A ideia de acumular economias para chegar à velhice com mais tranquilidade, bem-estar e independência pode ser usada em outro contexto: o da saúde mental. Para Yaakov Stern, professor do Departamento de Neurologia da Universidade de Columbia, em Nova York, não devemos nos preocupar somente com a reserva financeira, mas, também, com a reserva cognitiva.

Criador do conceito, ele explica que a reserva cognitiva determina a capacidade que o cérebro têm de se adaptar melhor aos danos sofridos ao longo da vida, entre eles o processo de envelhecimento. Essa reserva explicaria, por exemplo, por que algumas pessoas com os mesmos níveis de lesão cerebral encontrados em exames de imagem demoram mais a manifestar quadros de demência, como o Alzheimer.

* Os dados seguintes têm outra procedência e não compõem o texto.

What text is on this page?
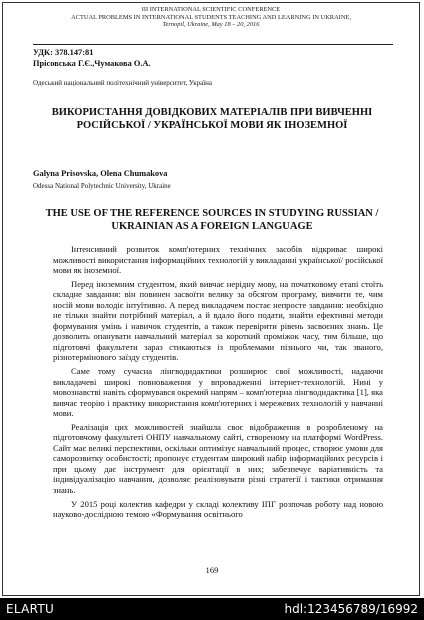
III INTERNATIONAL SCIENTIFIC CONFERENCE
ACTUAL PROBLEMS IN INTERNATIONAL STUDENTS TEACHING AND LEARNING IN UKRAINE,
Ternopil, Ukraine, May 18 – 20, 2016
УДК: 378.147:81
Пріcовська Г.Є.,Чумакова О.А.
Одеський національний політехнічний університет, Україна
ВИКОРИСТАННЯ ДОВІДКОВИХ МАТЕРІАЛІВ ПРИ ВИВЧЕННІ РОСІЙСЬКОЇ / УКРАЇНСЬКОЇ МОВИ ЯК ІНОЗЕМНОЇ
Galyna Prisovska, Olena Chumakova
Odessa National Polytechnic University, Ukraine
THE USE OF THE REFERENCE SOURCES IN STUDYING RUSSIAN / UKRAINIAN AS A FOREIGN LANGUAGE

Інтенсивний розвиток комп'ютерних технічних засобів відкриває широкі можливості використання інформаційних технологій у викладанні української/ російської мови як іноземної.

Перед іноземним студентом, який вивчає нерідну мову, на початковому етапі стоїть складне завдання: він повинен засвоїти велику за обсягом програму, вивчити те, чим носій мови володіє інтуїтивно. А перед викладачем постає непросте завдання: необхідно не тільки знайти потрібний матеріал, а й вдало його подати, знайти ефективні методи формування умінь і навичок студентів, а також перевірити рівень засвоєних знань. Це дозволить опанувати навчальний матеріал за короткий проміжок часу, тим більше, що підготовчі факультети зараз стикаються із проблемами пізнього чи, так званого, різнотермінового заїзду студентів.

Саме тому сучасна лінгводидактики розширює свої можливості, надаючи викладачеві широкі повноваження у впровадженні інтернет-технологій. Нині у мовознавстві навіть сформувався окремий напрям – комп'ютерна лінгводидактика [1], яка вивчає теорію і практику використання комп'ютерних і мережевих технологій у навчанні мови.

Реалізація цих можливостей знайшла своє відображення в розробленому на підготовчому факультеті ОНПУ навчальному сайті, створеному на платформі WordPress. Сайт має великі перспективи, оскільки оптимізує навчальний процес, створює умови для саморозвитку особистості; пропонує студентам широкий набір інформаційних ресурсів і при цьому дає інструмент для орієнтації в них; забезпечує варіативність та індивідуалізацію навчання, дозволяє реалізовувати різні стратегії і тактики отримання знань.

У 2015 році колектив кафедри у складі колективу ІПГ розпочав роботу над новою науково-дослідною темою «Формування освітнього

169
ELARTU	hdl:123456789/16992
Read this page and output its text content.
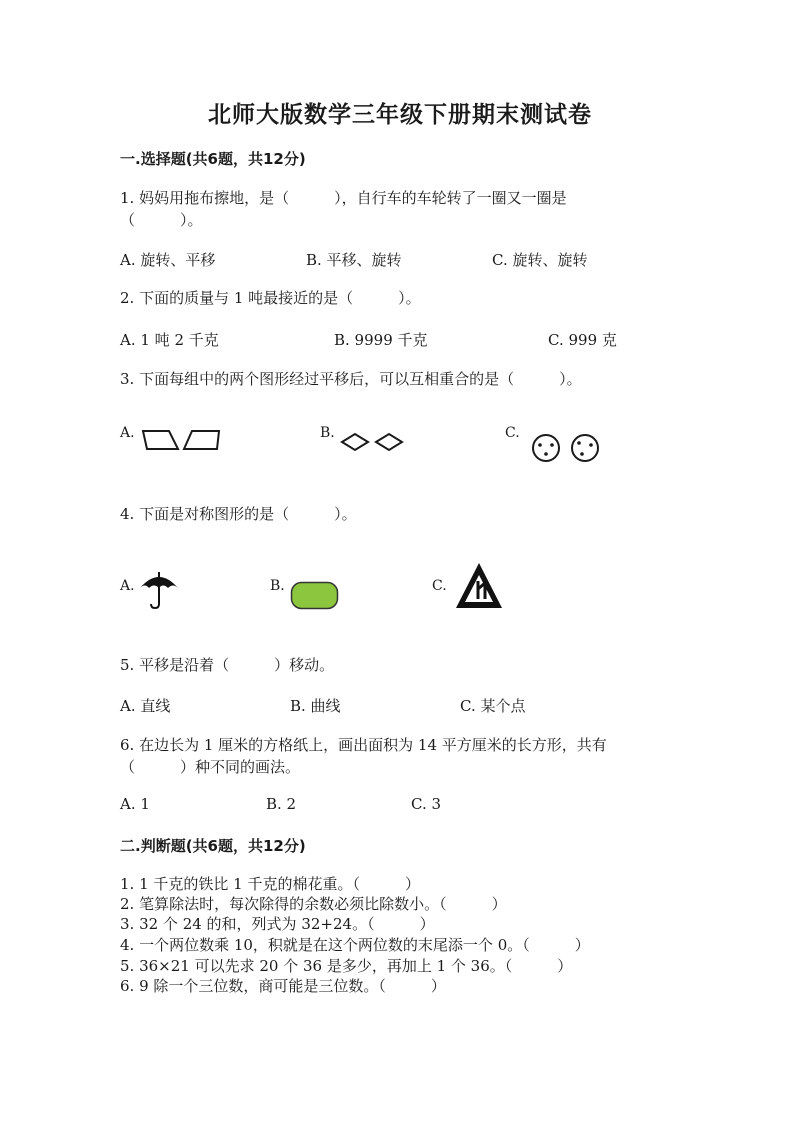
北师大版数学三年级下册期末测试卷
一.选择题(共6题，共12分)
1. 妈妈用拖布擦地，是（　　　），自行车的车轮转了一圈又一圈是
（　　　）。
A. 旋转、平移	B. 平移、旋转	C. 旋转、旋转
2. 下面的质量与 1 吨最接近的是（　　　）。
A. 1 吨 2 千克	B. 9999 千克	C. 999 克
3. 下面每组中的两个图形经过平移后，可以互相重合的是（　　　）。
A.	B.	C.
4. 下面是对称图形的是（　　　）。
A.	B.	C.
5. 平移是沿着（　　　）移动。
A. 直线	B. 曲线	C. 某个点
6. 在边长为 1 厘米的方格纸上，画出面积为 14 平方厘米的长方形，共有
（　　　）种不同的画法。
A. 1	B. 2	C. 3
二.判断题(共6题，共12分)
1. 1 千克的铁比 1 千克的棉花重。（　　　）
2. 笔算除法时，每次除得的余数必须比除数小。（　　　）
3. 32 个 24 的和，列式为 32+24。（　　　）
4. 一个两位数乘 10，积就是在这个两位数的末尾添一个 0。（　　　）
5. 36×21 可以先求 20 个 36 是多少，再加上 1 个 36。（　　　）
6. 9 除一个三位数，商可能是三位数。（　　　）
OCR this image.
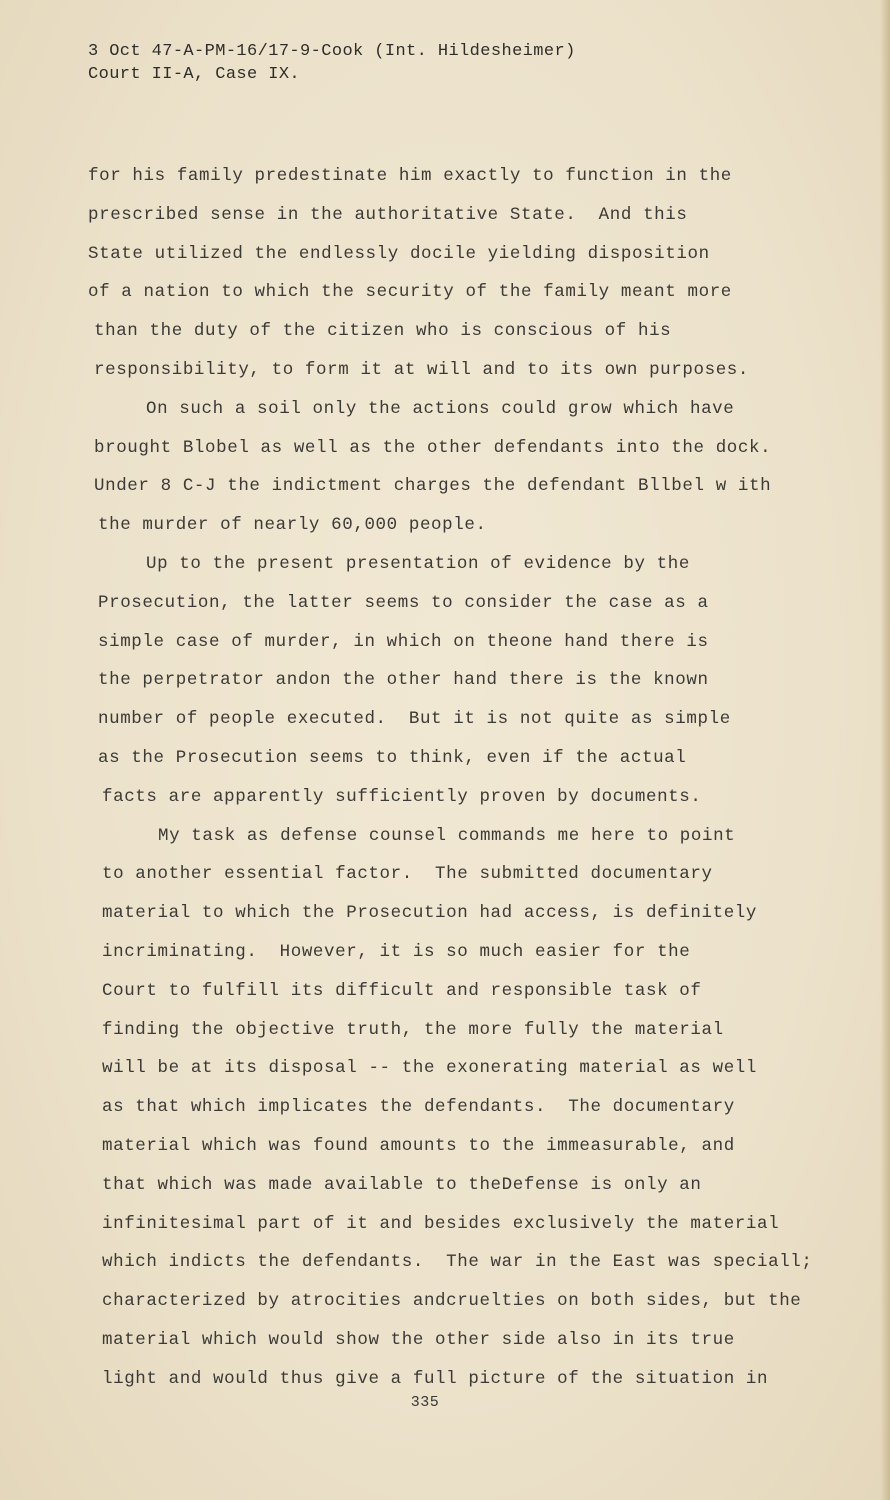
3 Oct 47-A-PM-16/17-9-Cook (Int. Hildesheimer)
Court II-A, Case IX.
for his family predestinate him exactly to function in the
prescribed sense in the authoritative State.  And this
State utilized the endlessly docile yielding disposition
of a nation to which the security of the family meant more
than the duty of the citizen who is conscious of his
responsibility, to form it at will and to its own purposes.
On such a soil only the actions could grow which have
brought Blobel as well as the other defendants into the dock.
Under 8 C-J the indictment charges the defendant Bllbel w ith
the murder of nearly 60,000 people.
Up to the present presentation of evidence by the
Prosecution, the latter seems to consider the case as a
simple case of murder, in which on theone hand there is
the perpetrator andon the other hand there is the known
number of people executed.  But it is not quite as simple
as the Prosecution seems to think, even if the actual
facts are apparently sufficiently proven by documents.
My task as defense counsel commands me here to point
to another essential factor.  The submitted documentary
material to which the Prosecution had access, is definitely
incriminating.  However, it is so much easier for the
Court to fulfill its difficult and responsible task of
finding the objective truth, the more fully the material
will be at its disposal -- the exonerating material as well
as that which implicates the defendants.  The documentary
material which was found amounts to the immeasurable, and
that which was made available to theDefense is only an
infinitesimal part of it and besides exclusively the material
which indicts the defendants.  The war in the East was speciall;
characterized by atrocities andcruelties on both sides, but the
material which would show the other side also in its true
light and would thus give a full picture of the situation in
335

O especialista esteve no Brasil no último mês para falar sobre reserva cognitiva na 15ª edição do Brain Congress, evento voltado ao estudo do cérebro, emoções e comportamentos, que neste ano foi realizado em Gramado.

Em entrevista ao Estado, o neurocientista explicou que, embora parte dessa reserva cognitiva esteja relacionada com fatores genéticos e hereditários, é possível fortalecê-la com alguns hábitos e atividades, como estudo, lazer e maior interação social. Leia abaixo os principais trechos da entrevista.

 

O que é reserva cognitiva?

É a habilidade do cérebro de se adaptar aos danos que ele sofre ao longo da vida. Falando sobre a doença de Alzheimer, as mudanças no cérebro ocorrem e vão se agravando de forma que a pessoa passa a ter manifestações clínicas e sintomas. A ideia da reserva cognitiva é que alguns cérebros são mais capazes de controlar o avanço dessas mudanças por um período de tempo mais longo.

 

Essa capacidade do cérebro depende apenas da genética ou podemos fazer algo para melhorar essa reserva cognitiva?

Acredito que isso é influenciado por muitos fatores, não só por questões genéticas, mas pelo nível de educação, pelo tipo de ocupação, pelas atividades que a pessoa desempenha na vida.

 

Podemos pensar em fazer uma reserva cognitiva como pensamos numa reserva financeira para a velhice?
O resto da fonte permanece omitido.